REU Student Involvement. Students will select piezoelectric film sensors according to ergonomic, economic and engineering criteria. They will determine the optimal distribution of sensors on the insole and prepare interfacing circuitry. Simultaneously, students will read material and receive instruction on neural networks and computer-aided tools that facilitate network training. Training and validation data collection will be carried out using an instrumented treadmill available in the Parker-Hannifin Human Motion and Control Lab at CSU. Network design and training will then be conducted. Principal component analysis for sensor re-selection, embedded design and wireless data transmission are possible extensions to the project, to be carried out in subsequent summers.

Health Care and Patient Experience. The REU student(s) will attend amputee clinics at the Cleveland VA. These clinics, currently held every month at the VA, involve training activities and interactions between prosthetists and amputees. These clinics will provide the student with an appreciation of the importance of user intent, and an appreciation of the prosthesis usability issues that are faced by amputees. The student will be expected to reflect on their experiences at the amputee clinics in a structured way, including thinking about how prosthesis user concerns should inform their user intent research.

 

Identification of feedback control in human movement

Faculty Mentor Ton van den Bogert

Ton projecttreadmill gait analysis

Summary. One of our research goals is to develop methods for identification and quantification of feedback control in human movement. This is motivated by the need to incorporate human-like control in powered prostheses and exoskeletons, but this also has potential clinical applications such as the diagnosis of neural deficits due to aging or disease.

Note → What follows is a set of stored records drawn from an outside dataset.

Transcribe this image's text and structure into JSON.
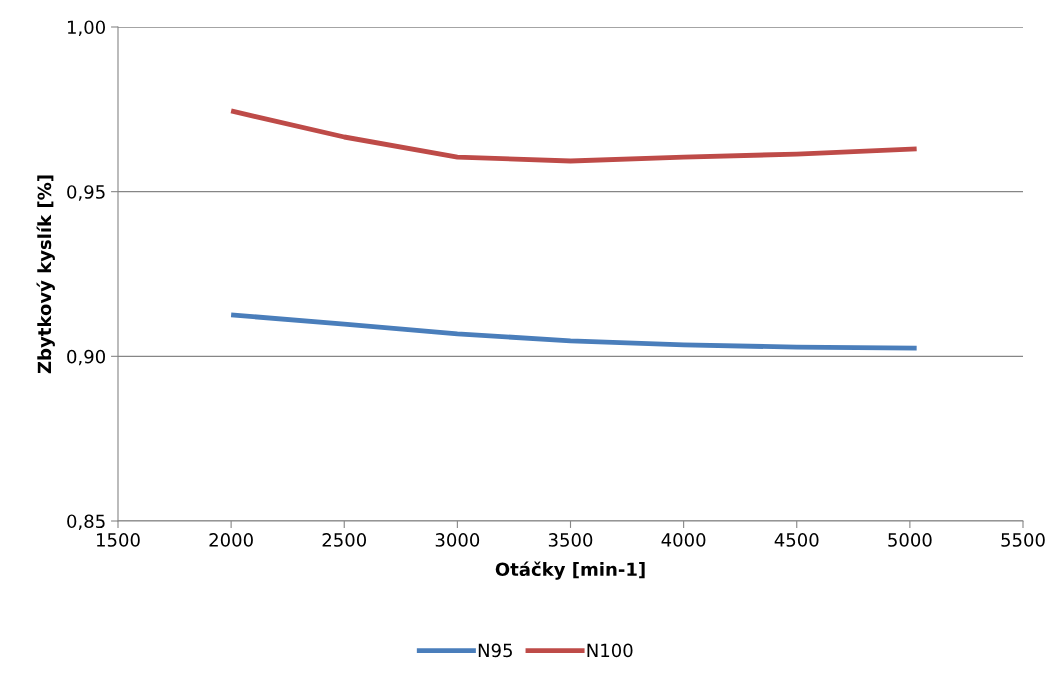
{
  "chart_data": {
    "type": "line",
    "xlabel": "Otáčky [min-1]",
    "ylabel": "Zbytkový kyslík [%]",
    "x": [
      2000,
      2500,
      3000,
      3500,
      4000,
      4500,
      5030
    ],
    "series": [
      {
        "name": "N95",
        "color": "#4a7ebb",
        "values": [
          0.9126,
          0.9098,
          0.9068,
          0.9047,
          0.9035,
          0.9028,
          0.9025
        ]
      },
      {
        "name": "N100",
        "color": "#be4b48",
        "values": [
          0.9745,
          0.9666,
          0.9605,
          0.9593,
          0.9605,
          0.9614,
          0.963
        ]
      }
    ],
    "xlim": [
      1500,
      5500
    ],
    "xticks": [
      1500,
      2000,
      2500,
      3000,
      3500,
      4000,
      4500,
      5000,
      5500
    ],
    "ylim": [
      0.85,
      1.0
    ],
    "yticks": [
      {
        "value": 0.85,
        "label": "0,85"
      },
      {
        "value": 0.9,
        "label": "0,90"
      },
      {
        "value": 0.95,
        "label": "0,95"
      },
      {
        "value": 1.0,
        "label": "1,00"
      }
    ],
    "grid": "y",
    "legend": "bottom",
    "marker": "none",
    "line_style": "solid"
  }
}
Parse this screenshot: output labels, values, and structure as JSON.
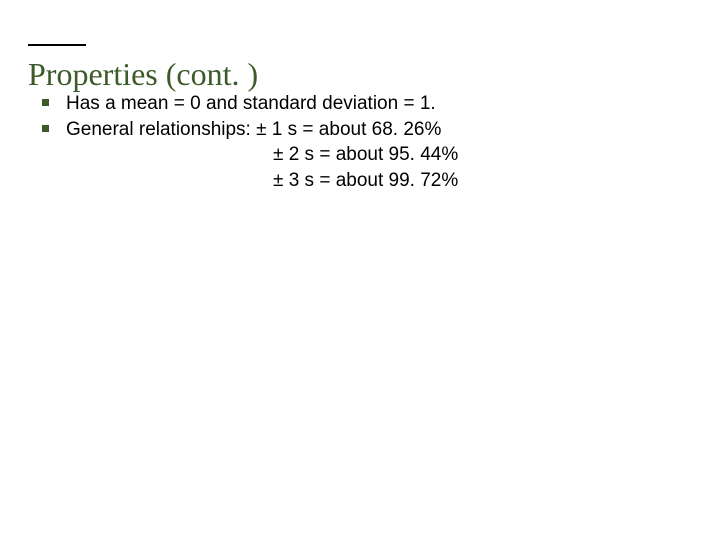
{
  "title": "Properties (cont. )",
  "bullets": {
    "b1": "Has a mean = 0 and standard deviation = 1.",
    "b2": "General relationships: ± 1 s = about 68. 26%",
    "b2_l2": "± 2 s = about 95. 44%",
    "b2_l3": "± 3 s = about 99. 72%"
  },
  "colors": {
    "accent": "#3d5a2a",
    "text": "#000000",
    "background": "#ffffff"
  }
}
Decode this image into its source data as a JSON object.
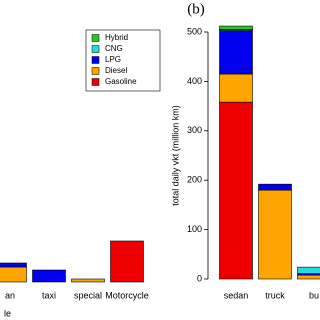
{
  "chart_data": [
    {
      "type": "stacked_bar",
      "xlabel": "le",
      "categories": [
        "an",
        "taxi",
        "special",
        "Motorcycle"
      ],
      "series": [
        {
          "name": "Gasoline",
          "color": "#ee0000",
          "values": [
            0,
            0,
            0,
            41
          ]
        },
        {
          "name": "Diesel",
          "color": "#ffa500",
          "values": [
            15,
            0,
            3,
            0
          ]
        },
        {
          "name": "LPG",
          "color": "#0000ee",
          "values": [
            4,
            12,
            0,
            0
          ]
        },
        {
          "name": "CNG",
          "color": "#22dddd",
          "values": [
            0,
            0,
            0,
            0
          ]
        },
        {
          "name": "Hybrid",
          "color": "#22cc22",
          "values": [
            0,
            0,
            0,
            0
          ]
        }
      ],
      "ylim": [
        0,
        250
      ],
      "legend": "top-right"
    },
    {
      "type": "stacked_bar",
      "title": "(b)",
      "ylabel": "total daily vkt (million km)",
      "categories": [
        "sedan",
        "truck",
        "bu"
      ],
      "series": [
        {
          "name": "Gasoline",
          "color": "#ee0000",
          "values": [
            358,
            0,
            0
          ]
        },
        {
          "name": "Diesel",
          "color": "#ffa500",
          "values": [
            57,
            180,
            8
          ]
        },
        {
          "name": "LPG",
          "color": "#0000ee",
          "values": [
            88,
            12,
            3
          ]
        },
        {
          "name": "CNG",
          "color": "#22dddd",
          "values": [
            2,
            0,
            13
          ]
        },
        {
          "name": "Hybrid",
          "color": "#22cc22",
          "values": [
            7,
            0,
            0
          ]
        }
      ],
      "ylim": [
        0,
        500
      ],
      "yticks": [
        0,
        100,
        200,
        300,
        400,
        500
      ]
    }
  ]
}
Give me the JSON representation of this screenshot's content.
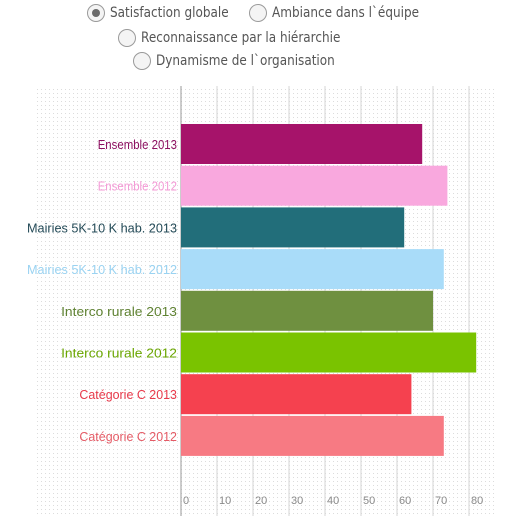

REU Student Involvement. The goal of this student project will be to quantify reflex gains during walking. This will make use of a computer-controlled treadmill which can produce mechanical perturbations in various directions. The human response will be measured by electromyography (EMG). The student will program the system to apply one of several perturbations multiple times at the same time in the gait cycle. This will be done during a protocol of several minutes, randomly picking from a set of perturbations, so that the perturbations remain unexpected. The analysis will include signal processing to determine the EMG envelope, subtracting the baseline to highlight the reflex responses, and mapping the responses as a function of the gait cycle. This will be done in normal healthy participants. If successful, this will be extended to determine the effect of aging.

Health Care and Patient Experience. The REU student(s) will attend amputee clinics at the Cleveland VA. These clinics, currently held every month at the VA, involve training activities and interactions between prosthetists and amputees. These clinics will provide the student with an appreciation of the importance of user intent, and an appreciation of the prosthesis usability issues that are faced by amputees. The student will be expected to reflect on their experiences at the amputee clinics in a structured way, including thinking about how prosthesis user concerns should inform their user intent research.